This is such an emotional, deeply important story. And I will just state right now: I would do anything to protect Ben. They’ve instantly become one of my favourite main characters. Usually, main characters are these really loveable, agreeable people, because readers need to be able to root for them, I guess? But I was rooting for Ben especially because they weren’t. They had so many issues to deal with and to process, and it was amazing to see them grow as a character. I especially appreciated the on-page therapy rep!

I would actually love to read a sequel for this, where Ben learns to grow even more and we follow them living their best enby life!

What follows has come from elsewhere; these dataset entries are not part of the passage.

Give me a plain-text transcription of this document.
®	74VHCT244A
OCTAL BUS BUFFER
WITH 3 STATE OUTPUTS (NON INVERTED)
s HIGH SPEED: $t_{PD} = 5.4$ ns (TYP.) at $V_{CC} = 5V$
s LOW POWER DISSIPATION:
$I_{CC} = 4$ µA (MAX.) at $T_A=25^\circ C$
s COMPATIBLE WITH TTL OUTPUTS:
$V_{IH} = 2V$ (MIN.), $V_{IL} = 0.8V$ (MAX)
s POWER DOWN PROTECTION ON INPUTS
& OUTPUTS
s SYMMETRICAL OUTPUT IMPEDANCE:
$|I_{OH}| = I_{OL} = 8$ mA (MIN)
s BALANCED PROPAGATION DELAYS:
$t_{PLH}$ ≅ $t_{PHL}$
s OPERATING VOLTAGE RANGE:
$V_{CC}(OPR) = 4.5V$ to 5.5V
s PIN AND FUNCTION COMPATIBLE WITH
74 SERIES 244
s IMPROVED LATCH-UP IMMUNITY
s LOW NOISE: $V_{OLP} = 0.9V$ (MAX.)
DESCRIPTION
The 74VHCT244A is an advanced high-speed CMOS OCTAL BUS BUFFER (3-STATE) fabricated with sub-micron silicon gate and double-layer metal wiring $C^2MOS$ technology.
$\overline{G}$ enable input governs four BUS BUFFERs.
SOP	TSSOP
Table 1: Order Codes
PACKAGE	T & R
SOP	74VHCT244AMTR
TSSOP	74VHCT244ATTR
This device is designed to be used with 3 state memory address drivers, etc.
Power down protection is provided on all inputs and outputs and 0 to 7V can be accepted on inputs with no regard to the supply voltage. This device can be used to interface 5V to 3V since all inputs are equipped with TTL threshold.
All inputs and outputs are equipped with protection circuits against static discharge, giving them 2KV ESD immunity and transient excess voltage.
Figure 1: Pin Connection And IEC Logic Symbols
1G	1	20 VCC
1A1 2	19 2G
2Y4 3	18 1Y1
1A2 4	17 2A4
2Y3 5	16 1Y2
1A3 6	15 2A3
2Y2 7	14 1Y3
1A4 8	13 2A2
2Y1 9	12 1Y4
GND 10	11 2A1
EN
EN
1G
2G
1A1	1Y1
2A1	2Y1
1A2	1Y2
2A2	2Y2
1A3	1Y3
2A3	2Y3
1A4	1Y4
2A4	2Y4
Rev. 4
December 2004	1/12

Rep: non-binary MC, Black bisexual love interest, Black side character, Asian side character, non-binary pansexual Muslim side character

CWs: transphobia, dysphoria, misgendering, parental abuse, anxiety, depression, panic attacks

Claire Kann – Let’s Talk About Love

I loved rereading this, especially because it made me realize how much I’ve grown in realizing what being asexual means to me. My own experience is vastly different from Alice’s, but I still really appreciate this book, and I loved reading it again.

Rep: Black biromantic asexual MC, Japanese love interest

CWs: aphobia, racism, alcohol use

C.S. Pacat – Fence, Vol. 1 & 2

I really love these comics! The art is beautiful, and the dialogues are so well-written. I wouldn’t have expected to love a comic that’s so focussed on sports so much, but I’m completely invested already. I honestly can’t wait for volume 3 to be released!

Nina LaCour – Hold Still

I’m honestly blown away by this book. The way it describes Caitlin’s day to day life at school while dealing with the loss of her best friend is so impactful in a really quiet way. The divide in seasons really adds to that, because it shows Caitlin’s growth as a character and how she goes through the process of grieving Ingrid. And the same goes for Ingrid’s journal entries, which help Caitlin realize that you can never truly know everything about someone – at least not if they’re not willing to share it with you. Combined with Nina LaCour’s truly beautiful writing style, this is maybe one of the best books I’ve read that deals with mental illness, suicide, and grief.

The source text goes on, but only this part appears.